- From: Michael A. Peters <mpeters@domblogger.net>
- Date: Tue, 1 Nov 2016 03:41:39 -0700
- To: whatwg@lists.whatwg.org
On 11/01/2016 03:32 AM, Roger Hågensen wrote: > On 2016-11-01 10:42, Roger Hågensen wrote: >> I was wondering how can a server or script identify if a request is from >> page, iframe or xhr? > > > I really hate answering myself (and so soon after making a post) but it > seems I have found the answer at > https://developer.mozilla.org/en-US/docs/Web/Security/CSP/CSP_policy_directives > > > and the support is pretty good according to > http://caniuse.com/#feat=contentsecuritypolicy > > > But on MDN it says "For workers, non-compliant requests are treated as > fatal network errors by the user agent." > But does this apply to non-workers too? > > And is there any way to prevent injected hostile scripts? > I guess loading scripts from a specific (whitelisted) url could do the > trick? Or maybe using strict-dynamic. > > Darnit it. I may just have answered my own questions here. > > Somewhere in the document (body, main, etc.) when a page is generated I include a data-csrf attribute that contains a single use token only good for the session id that requested the page (session id in the cookie) Then any post submission, JS reads that token and adds it to the POST data.
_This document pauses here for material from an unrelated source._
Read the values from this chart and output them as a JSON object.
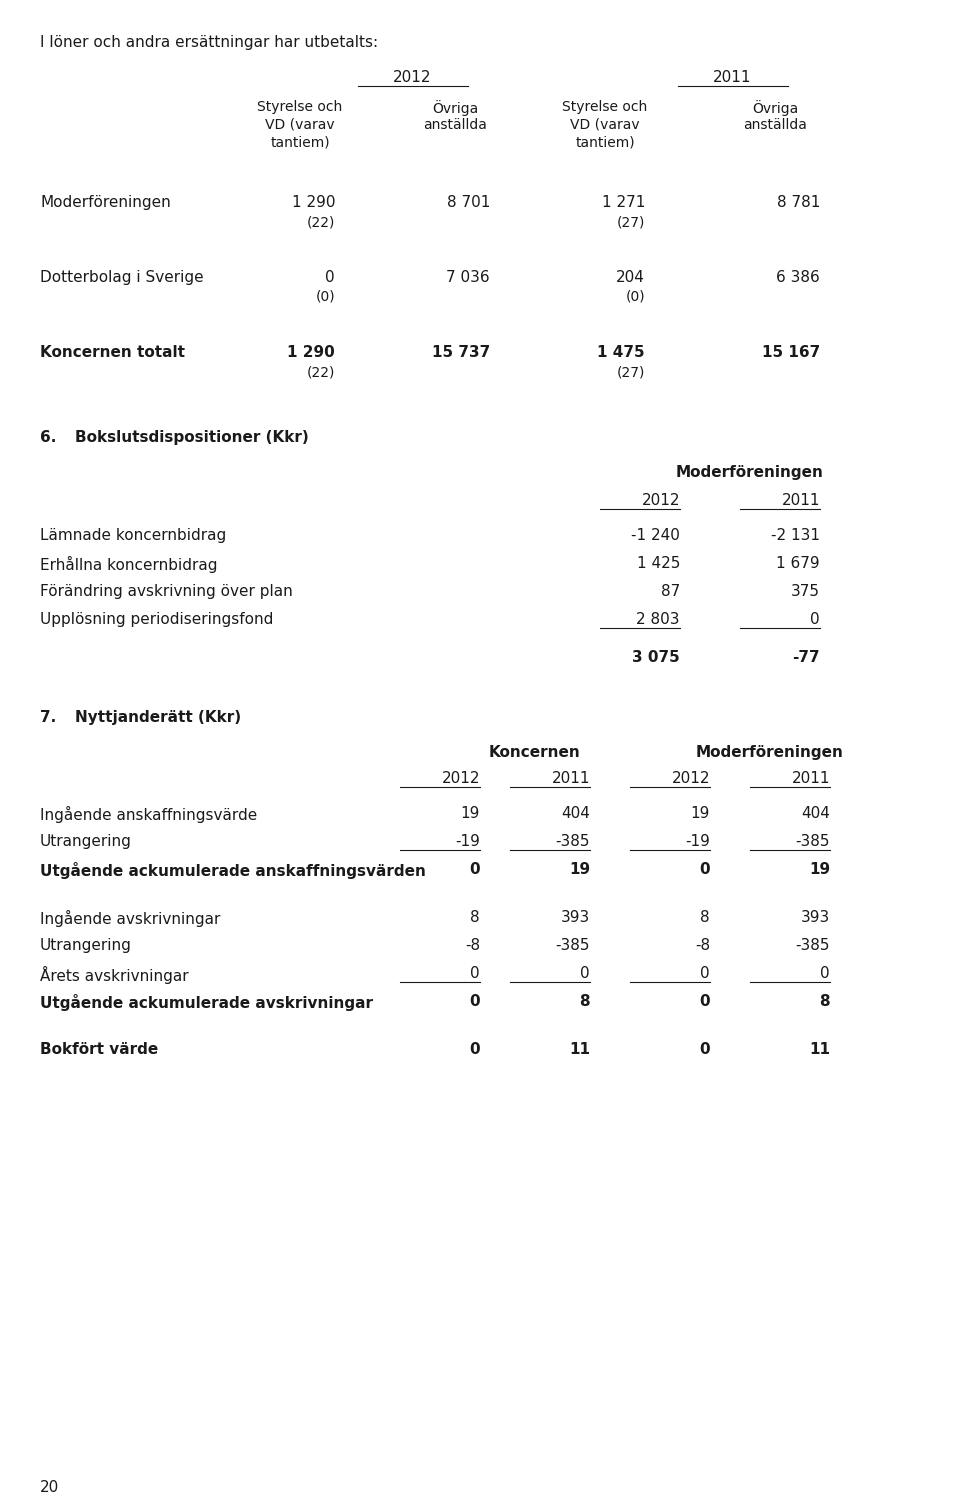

In the case of Ajax submissions, the Ajax response includes a fresh token that then gets inserted into the data-csrf attribute for the next time the page sends a POST response. My web apps usually put it in whatever element has the id of content so reading it via jQuery is as easy as $("#content").attr("data-csrf"); Then with the json response, updating it to new token is as easy as $("#content").attr("data-csrf", json.csrf); It allows single use tokens and makes CSRF attacks virtually impossible as long as you have a proper crypto random string generator to create the new CSRF tokens so they can't be predicted.